Performance evaluation compares our protocol with existing schemes in terms of computational and communication overhead. We define operation times based on empirical measurements: elliptic curve multiplication $T_m = 0.34$ ms on GS and 0.54 ms on UAV, hash $T_h = 0.001$ ms, key derivation function $T_k = 0.0047$ ms, and symmetric encryption $T_s = 0.001$ ms.

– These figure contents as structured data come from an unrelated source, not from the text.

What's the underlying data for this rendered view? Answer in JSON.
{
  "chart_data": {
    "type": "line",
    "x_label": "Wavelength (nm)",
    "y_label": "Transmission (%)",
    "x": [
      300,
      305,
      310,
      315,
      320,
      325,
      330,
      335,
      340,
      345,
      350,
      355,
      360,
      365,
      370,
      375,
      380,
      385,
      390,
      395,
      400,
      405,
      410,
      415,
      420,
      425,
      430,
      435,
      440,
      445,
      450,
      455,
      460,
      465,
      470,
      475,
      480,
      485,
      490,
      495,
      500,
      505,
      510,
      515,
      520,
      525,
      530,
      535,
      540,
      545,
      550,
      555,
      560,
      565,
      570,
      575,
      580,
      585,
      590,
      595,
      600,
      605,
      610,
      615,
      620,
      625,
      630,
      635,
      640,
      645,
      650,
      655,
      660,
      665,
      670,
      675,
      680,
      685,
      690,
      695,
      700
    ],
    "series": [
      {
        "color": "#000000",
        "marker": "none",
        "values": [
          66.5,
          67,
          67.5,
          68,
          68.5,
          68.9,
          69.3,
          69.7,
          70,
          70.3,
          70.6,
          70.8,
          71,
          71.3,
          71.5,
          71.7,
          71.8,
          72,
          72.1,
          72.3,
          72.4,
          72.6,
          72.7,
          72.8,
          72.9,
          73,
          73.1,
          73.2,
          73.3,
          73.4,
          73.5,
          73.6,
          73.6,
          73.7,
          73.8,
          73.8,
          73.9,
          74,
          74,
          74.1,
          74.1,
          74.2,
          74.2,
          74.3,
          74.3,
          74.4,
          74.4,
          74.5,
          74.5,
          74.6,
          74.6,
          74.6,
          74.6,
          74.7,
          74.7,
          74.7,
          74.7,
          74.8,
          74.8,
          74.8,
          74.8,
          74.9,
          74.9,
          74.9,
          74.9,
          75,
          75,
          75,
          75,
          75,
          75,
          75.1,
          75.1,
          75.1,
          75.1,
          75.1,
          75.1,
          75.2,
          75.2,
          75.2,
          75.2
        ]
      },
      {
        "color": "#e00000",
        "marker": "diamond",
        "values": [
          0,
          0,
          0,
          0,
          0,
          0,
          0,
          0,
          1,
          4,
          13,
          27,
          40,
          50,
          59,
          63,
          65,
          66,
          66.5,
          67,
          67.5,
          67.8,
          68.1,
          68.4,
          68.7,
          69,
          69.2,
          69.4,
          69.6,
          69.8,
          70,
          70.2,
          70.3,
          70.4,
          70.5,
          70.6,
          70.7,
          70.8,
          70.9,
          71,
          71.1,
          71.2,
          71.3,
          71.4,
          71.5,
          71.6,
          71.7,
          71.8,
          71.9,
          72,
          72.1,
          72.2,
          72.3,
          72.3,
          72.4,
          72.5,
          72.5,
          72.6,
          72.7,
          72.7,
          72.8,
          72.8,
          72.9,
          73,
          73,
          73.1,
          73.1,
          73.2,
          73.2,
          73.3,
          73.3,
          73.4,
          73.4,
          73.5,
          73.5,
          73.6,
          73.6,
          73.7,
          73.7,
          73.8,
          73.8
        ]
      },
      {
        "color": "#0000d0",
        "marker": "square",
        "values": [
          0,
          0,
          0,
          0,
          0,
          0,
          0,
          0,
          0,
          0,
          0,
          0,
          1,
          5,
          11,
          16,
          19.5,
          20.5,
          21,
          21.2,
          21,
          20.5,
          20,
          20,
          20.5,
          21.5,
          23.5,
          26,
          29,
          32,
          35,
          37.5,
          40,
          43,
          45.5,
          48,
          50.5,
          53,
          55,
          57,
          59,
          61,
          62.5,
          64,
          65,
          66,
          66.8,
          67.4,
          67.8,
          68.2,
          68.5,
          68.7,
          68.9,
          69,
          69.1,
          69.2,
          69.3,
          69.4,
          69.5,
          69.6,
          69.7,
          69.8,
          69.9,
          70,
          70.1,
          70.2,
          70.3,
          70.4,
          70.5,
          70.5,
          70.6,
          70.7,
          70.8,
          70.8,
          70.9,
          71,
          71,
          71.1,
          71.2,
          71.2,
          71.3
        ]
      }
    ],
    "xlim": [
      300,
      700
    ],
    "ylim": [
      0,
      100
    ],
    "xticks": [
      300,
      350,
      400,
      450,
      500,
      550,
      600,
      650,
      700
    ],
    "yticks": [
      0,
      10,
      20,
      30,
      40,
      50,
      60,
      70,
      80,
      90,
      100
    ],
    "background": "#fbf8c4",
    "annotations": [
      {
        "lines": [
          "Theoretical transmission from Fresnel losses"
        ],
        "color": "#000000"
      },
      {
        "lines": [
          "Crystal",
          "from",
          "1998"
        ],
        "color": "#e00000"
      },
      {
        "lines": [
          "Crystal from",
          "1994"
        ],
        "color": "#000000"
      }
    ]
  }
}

The computational overhead for UAV and GS in various protocols is summarized in Table 1.
| Protocol | UAV (ms) | GS (ms) |
|---|---|---|
| Literature [9] | $7T_h + 2T_m \approx 1.0884$ | $13T_h + 2T_m \approx 0.6930$ |
| Literature [11] | $T_h + 4T_s \approx 0.0732$ | $T_h + 10T_s \approx 0.0110$ |
| Literature [12] | $6T_h \approx 0.0072$ | $10T_h \approx 0.0100$ |
| Literature [14] | $8T_h \approx 0.0096$ | $11T_h \approx 0.0110$ |
| Literature [18] | $4T_k + 3T_h + T_s \approx 0.0716$ | $2T_h + T_k + T_s \approx 0.0077$ |
| Our Protocol | $6T_h \approx 0.0072$ | $7T_h \approx 0.0070$ |
Our protocol achieves the lowest computational overhead at GS, reducing it by over 9.1% compared to literature [18], and maintains minimal overhead at UAV. This is attributed to the use of lightweight operations and pre-handover synchronization. For communication overhead, we consider message sizes: ECC point (320 bits), hash (256 bits), ID (64 bits), nonce (256 bits), KDF (256 bits), PUF challenge/response (64 bits), and timestamp (32 bits). The total communication overhead for handover authentication is compared in Table 2.
| Protocol | Message Count | Communication Overhead (bits) |
|---|---|---|
| Literature [9] | 4 | $3 \times 320 + 6 \times 256 + 4 \times 64 + 5 \times 32 = 2912$ |
| Literature [11] | 6 | $3 \times 256 + 7 \times 256 = 2560$ |
| Literature [12] | 2 | $7 \times 256 + 2 \times 32 = 1856$ |
| Literature [14] | 3 | $8 \times 256 + 3 \times 32 = 2144$ |
| Literature [18] | 6 | $5 \times 256 + 256 + 64 + 4 \times 256 = 2624$ |
| Our Protocol | 3 | $5 \times 256 + 2 \times 64 + 2 \times 64 + 2 \times 32 = 1600$ |
Our protocol reduces overall communication overhead by over 13.8% compared to literature [12], thanks to the pre-handover phase minimizing real-time data exchange. Additionally, the CRT-based synchronization enhances handover stability by allowing UAVs to switch to backup GS seamlessly. In multi-UAV scenarios, our protocol maintains low overhead, whereas aggregate signature-based schemes incur higher computational costs due to elliptic curve operations. The integration of drone technology and Unmanned Aerial Vehicle networks with PUF and CRT ensures robust security and efficiency, making our protocol suitable for large-scale deployments.
In conclusion, we have presented an efficient handover authentication protocol for cloud-edge collaborative UAV networks that addresses the limitations of existing schemes. By leveraging PUF, we enhance physical security against capture and ML attacks, while the anonymous response segmentation and CRT-based synchronization reduce overhead and improve stability. Security analysis confirms resistance to various attacks, and performance evaluation demonstrates significant reductions in computational and communication costs. Future work will explore adaptive mechanisms for dynamic network conditions and integration with emerging drone technology standards. The continuous evolution of Unmanned Aerial Vehicle networks underscores the importance of lightweight, secure authentication protocols to enable reliable and scalable operations in cloud-edge environments.